With an area of 670,4 square kilometers, it is located on the island of Honshu - also the country's largest - and is often mentioned both in Japanese literature and in the media for a series of environmental crises.
The latter was revealed by finding that its bottom was filled with garbage, 70% of it plastic.
Reports from diver surveys in 2020 said that among the finds was a bag estimated to date back to before the 90s.
Environmental crime, however, in this endemic species-rich ecosystem had started much earlier, since the 60s.
At the time, the concern was limited to managing the unpredictable water levels on which millions of people depended in the metropolitan area between Kyoto, Osaka and Kobe - today the second most populous region in Japan.
In the later years of Japan's rapid economic development, huge factories were built on the shores of the lake, consuming countless amounts of water.
Large-scale industrial production and agriculture in the surrounding area have resulted in Biva being "poisoned" with pesticides, heavy metals and other harmful substances.
By the end of the 70s, huge colonies of red algae appeared, rapidly "swallowing" the oxygen in the water.
Combined with fishing, they led to the extinction of large quantities of fish and shellfish.

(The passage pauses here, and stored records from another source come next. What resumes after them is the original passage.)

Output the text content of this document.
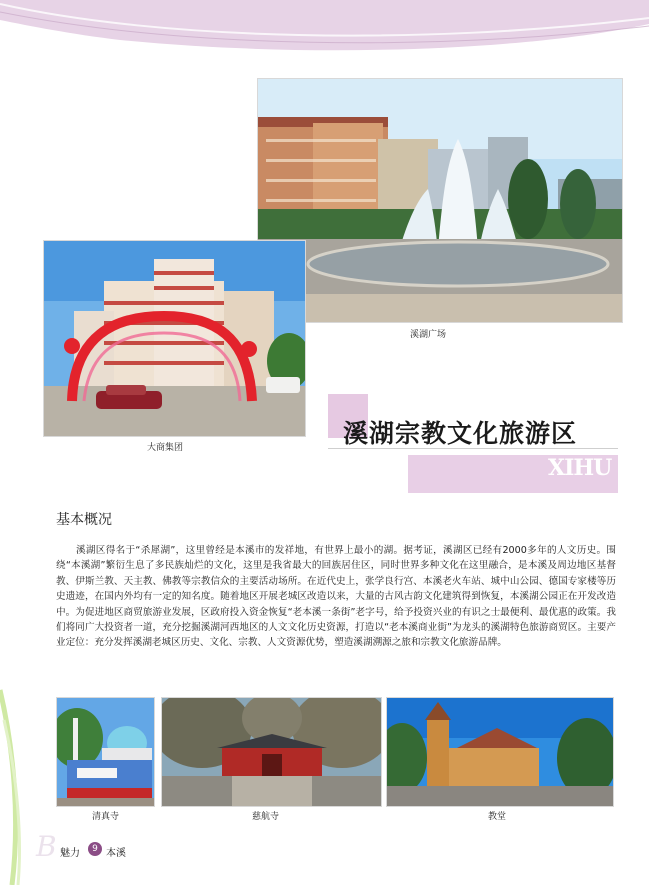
溪湖广场
大商集团	溪湖宗教文化旅游区
XIHU
基本概况
溪湖区得名于“杀犀湖”，这里曾经是本溪市的发祥地，有世界上最小的湖。据考证，溪湖区已经有2000多年的人文历史。围绕“本溪湖”繁衍生息了多民族灿烂的文化，这里是我省最大的回族居住区，同时世界多种文化在这里融合，是本溪及周边地区基督教、伊斯兰教、天主教、佛教等宗教信众的主要活动场所。在近代史上，张学良行宫、本溪老火车站、城中山公园、德国专家楼等历史遗迹，在国内外均有一定的知名度。随着地区开展老城区改造以来，大量的古风古韵文化建筑得到恢复，本溪湖公园正在开发改造中。为促进地区商贸旅游业发展，区政府投入资金恢复“老本溪一条街”老字号，给予投资兴业的有识之士最便利、最优惠的政策。我们将同广大投资者一道，充分挖掘溪湖河西地区的人文文化历史资源，打造以“老本溪商业街”为龙头的溪湖特色旅游商贸区。主要产业定位：充分发挥溪湖老城区历史、文化、宗教、人文资源优势，塑造溪湖溯源之旅和宗教文化旅游品牌。
清真寺	慈航寺	教堂
B 魅力	9 本溪
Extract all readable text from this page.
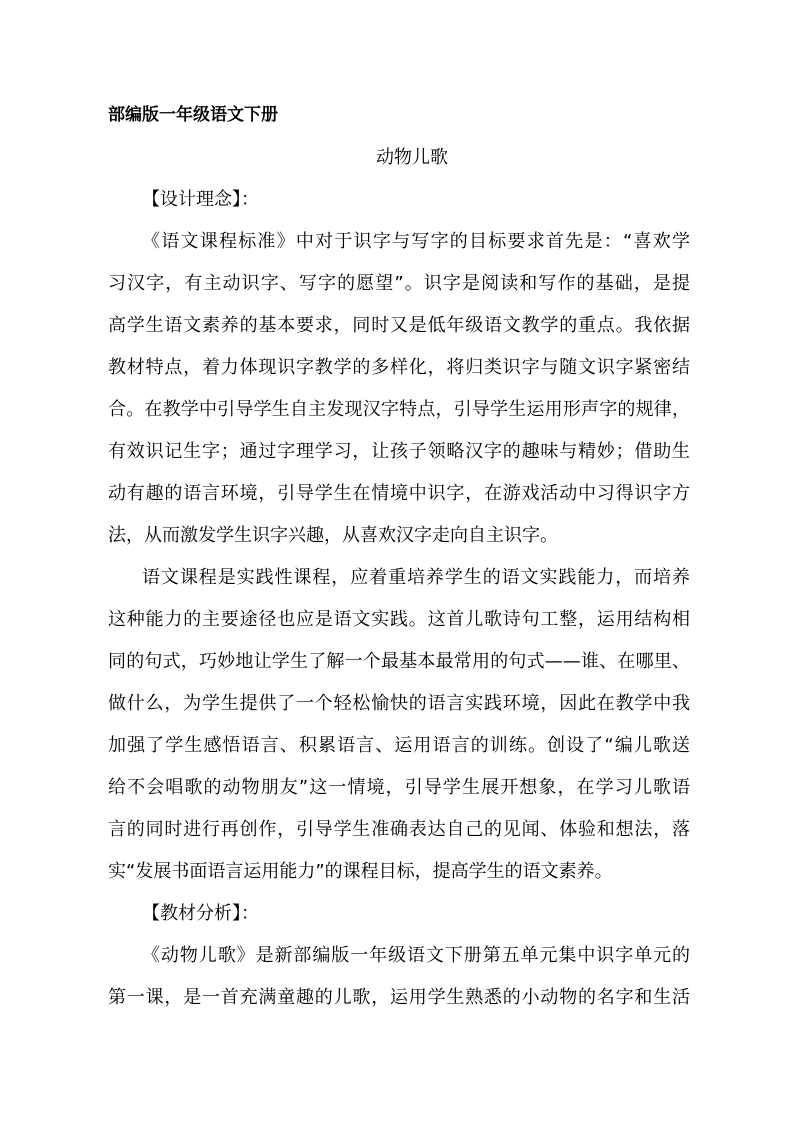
部编版一年级语文下册
动物儿歌
【设计理念】：
《语文课程标准》中对于识字与写字的目标要求首先是：“喜欢学
习汉字，有主动识字、写字的愿望”。识字是阅读和写作的基础，是提
高学生语文素养的基本要求，同时又是低年级语文教学的重点。我依据
教材特点，着力体现识字教学的多样化，将归类识字与随文识字紧密结
合。在教学中引导学生自主发现汉字特点，引导学生运用形声字的规律，
有效识记生字；通过字理学习，让孩子领略汉字的趣味与精妙；借助生
动有趣的语言环境，引导学生在情境中识字，在游戏活动中习得识字方
法，从而激发学生识字兴趣，从喜欢汉字走向自主识字。
语文课程是实践性课程，应着重培养学生的语文实践能力，而培养
这种能力的主要途径也应是语文实践。这首儿歌诗句工整，运用结构相
同的句式，巧妙地让学生了解一个最基本最常用的句式——谁、在哪里、
做什么，为学生提供了一个轻松愉快的语言实践环境，因此在教学中我
加强了学生感悟语言、积累语言、运用语言的训练。创设了“编儿歌送
给不会唱歌的动物朋友”这一情境，引导学生展开想象，在学习儿歌语
言的同时进行再创作，引导学生准确表达自己的见闻、体验和想法，落
实“发展书面语言运用能力”的课程目标，提高学生的语文素养。
【教材分析】：
《动物儿歌》是新部编版一年级语文下册第五单元集中识字单元的
第一课，是一首充满童趣的儿歌，运用学生熟悉的小动物的名字和生活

It took until 1980 to place an ordinance limit on the "jewel" lake for nitrogen and phosphorus levels from industrial, agricultural or domestic use.
But that wasn't enough….
Looking for solutions
In the 40 years since then, significant investments have been made in infrastructure, with a focus on the construction of new sewage treatment plants.
Since 1992, the preservation of the reed beds, once a trademark of the lake, has been ordered, but has now halved.
Their role is pivotal in water purification, while they are a place for bird and fish nests.
Από το 1993, η λίμνη Μπίβα εντάχθηκε στη Συνθήκη Ραμσάρ της UNESCO για την προστασία πολύτιμων υδροβιότοπων.
Thus, from the beginning of the 90s, the carp and trout populations began to stabilize.
Nevertheless, they remain less than a tenth of what they were for most of the 20th century.
Episodes of eutrophication - the excessive growth of plants in the aquatic ecosystem - have however decreased and are now considered rare.
Nevertheless, the disturbance of the environmental balances led in the meantime to an increase in the number of threatened species in the wider area.
From 74 in 2000, they reached 2020 in 156.
They range from woodpeckers, to frogs: species that live in or depend on lake ecosystems.
Meanwhile, new challenges have arisen over the years.
The most acute is the pollution of Biva by plastics.
The extent of the problem was established by underwater surveys. However, the exact dimensions and consequences it has on the lake's ecosystems remain to be ascertained.
Concerns are already intensifying about the effects of microplastics.
Relevant research is being carried out, within the framework of initiatives of the Biva Center for Environmental Sciences Research.
Many have been implemented since the beginning of this month.
The aim is to have a complete picture of the overall situation and coordination with the regional authorities.
In the meantime, other "unknown X's" are added to the "equation".
Among the new demands is to determine the "footprint" of climate change on the lake and to predict how and how much extreme weather events may worsen the situation in Biwa.
Εάν και πόσες επιβλαβείς ουσίες φέρουν για παράδειγμα τη λίμνη οι floods από τις έντονες βροχοπτώσεις, που «φουσκώνουν» τα 118 ρυάκια, χειμάρους και μικρά ποτάμια, τα οποία πηγάζουν από τα γύρω βουνά, προτού περίσσεια νερού στη Μπίβα διοχετευτεί στον ποταμό Σέτα.
Η αύξηση της θερμοwineας των υδάτων από την άλλη έχει ως αποτέλεσμα απώλειες οξυγόνου.
In any case, the problems are not limited to the borders of the lake.
The environmental degradation of the surrounding areas, from the mountains to the agricultural lands, make up a complex management of the region's ecosystems, while urbanization becomes more and more intense.
It is against this background that the authorities in Shiga prefecture - where Biwa is located - have already set 13 targets for the "Mother Lake".
They include measures aimed at reducing greenhouse gas emissions to supporting initiatives to protect ecosystems.
Already groups of volunteers are participating in operations to remove harmful aquatic plants from Biwa.
Fishing industry organizations are creating new reed beds in shallow waters.
Businesses are encouraged to adopt green practices through certifications and subsidies.
For the first time since 1975, tree planting was organized in the mountains of Shiga last spring.
There are campaigns to improve the conditions on the shores of the lake, to clean its bottom from plastics, as well as to remove waste from the surrounding lands.
The road to recovery is still long, but promising.
Not only for Biwa, but also for other areas, where leaders and residents really have the will to solve chronic problems, which they themselves have created over the years.